Angesichts einer zunehmenden Entfremdung zwischen der Gegenwart und den Offerten der Kirche dürfte die mediale Kommunikation der Kirche ein immer stärker zu professionalisierendes Instrument sein, das die personale Kommunikation zwar nicht ersetzen, aber auf vielfältige Weise vorspuren und anregen kann.
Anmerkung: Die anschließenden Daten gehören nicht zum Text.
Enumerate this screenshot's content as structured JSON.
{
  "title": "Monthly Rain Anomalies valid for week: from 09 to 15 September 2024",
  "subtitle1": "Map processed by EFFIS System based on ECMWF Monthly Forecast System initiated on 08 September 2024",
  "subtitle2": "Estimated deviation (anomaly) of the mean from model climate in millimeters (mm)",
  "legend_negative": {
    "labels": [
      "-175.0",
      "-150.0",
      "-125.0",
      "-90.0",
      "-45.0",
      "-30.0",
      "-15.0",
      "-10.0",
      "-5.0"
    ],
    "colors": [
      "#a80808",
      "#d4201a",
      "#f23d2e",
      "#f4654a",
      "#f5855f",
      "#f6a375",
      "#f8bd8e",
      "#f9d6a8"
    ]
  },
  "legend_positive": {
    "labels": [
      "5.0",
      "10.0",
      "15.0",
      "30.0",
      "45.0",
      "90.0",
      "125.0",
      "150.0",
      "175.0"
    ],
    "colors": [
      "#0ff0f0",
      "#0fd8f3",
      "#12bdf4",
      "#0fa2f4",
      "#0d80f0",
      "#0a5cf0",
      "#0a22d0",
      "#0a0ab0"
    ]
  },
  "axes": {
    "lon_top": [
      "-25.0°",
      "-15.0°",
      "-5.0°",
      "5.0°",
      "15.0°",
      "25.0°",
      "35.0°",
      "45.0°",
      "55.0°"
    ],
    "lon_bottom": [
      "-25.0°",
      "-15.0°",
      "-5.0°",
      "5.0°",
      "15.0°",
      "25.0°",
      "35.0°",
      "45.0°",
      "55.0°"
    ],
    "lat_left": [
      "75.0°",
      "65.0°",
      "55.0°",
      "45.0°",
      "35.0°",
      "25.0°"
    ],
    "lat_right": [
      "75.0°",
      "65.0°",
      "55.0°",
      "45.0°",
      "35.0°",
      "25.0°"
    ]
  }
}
Dass es sich hierbei um einen vielschichtigen, im besten Fall einfallsreichen und mitunter subtilen Prozess handeln muss, darauf hat Papst Benedikt XVI. hingewiesen: „Das Evangelium durch die neuen Medien mitzuteilen, bedeutet nicht nur, ausgesprochen religiöse Inhalte auf die Plattformen der verschiedenen Medien zu setzen, sondern auch im eigenen digitalen Profil und Kommunikationsstil konsequent Zeugnis abzulegen hinsichtlich Entscheidungen, Präferenzen und Urteilen, die zutiefst mit dem Evangelium übereinstimmen, auch wenn nicht explizit davon gesprochen wird.“ Mit Sicherheit liegt hier ein entscheidender Ansatzpunkt für ein modernitätstaugliches Medienengagement der Kirche, das in seiner Vielfalt und mit seinen unterschiedlichen Adressierungen den durch die sogenannte Digitalisierung vorbuchstabierten Paradigmenwechsel in den Medien mal mehr, mal weniger entschieden nachvollzieht. Dabei macht die kirchliche Medienarbeit den mitunter schwierigen Prozess des Loslassens von Altvertrautem ebenso durch wie das mutige Ausprobieren neuer zukunftsverheißender Wege.
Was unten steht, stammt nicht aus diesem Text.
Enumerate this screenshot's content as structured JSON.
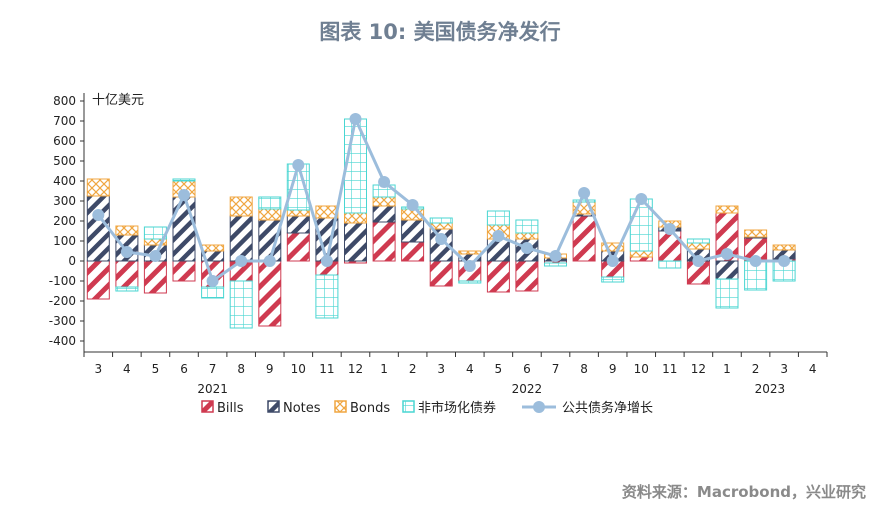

Das vorliegende Katholische Medienhandbuch ist dem Versuch verpflichtet, die Vielfalt der katholischen Medienarbeit vorzustellen. Diese Vielfalt bringt sich in den über 50 Autorinnen und Autoren zu Gehör, in der Vielstimmigkeit ihrer Expertisen, Erfahrungen und Meinungen. Es sind die Autoren dieses Handbuches, die zugleich die katholische Medienarbeit an unterschiedlichen Orten mit unterschiedlichen Aufgaben gestalten und prägen.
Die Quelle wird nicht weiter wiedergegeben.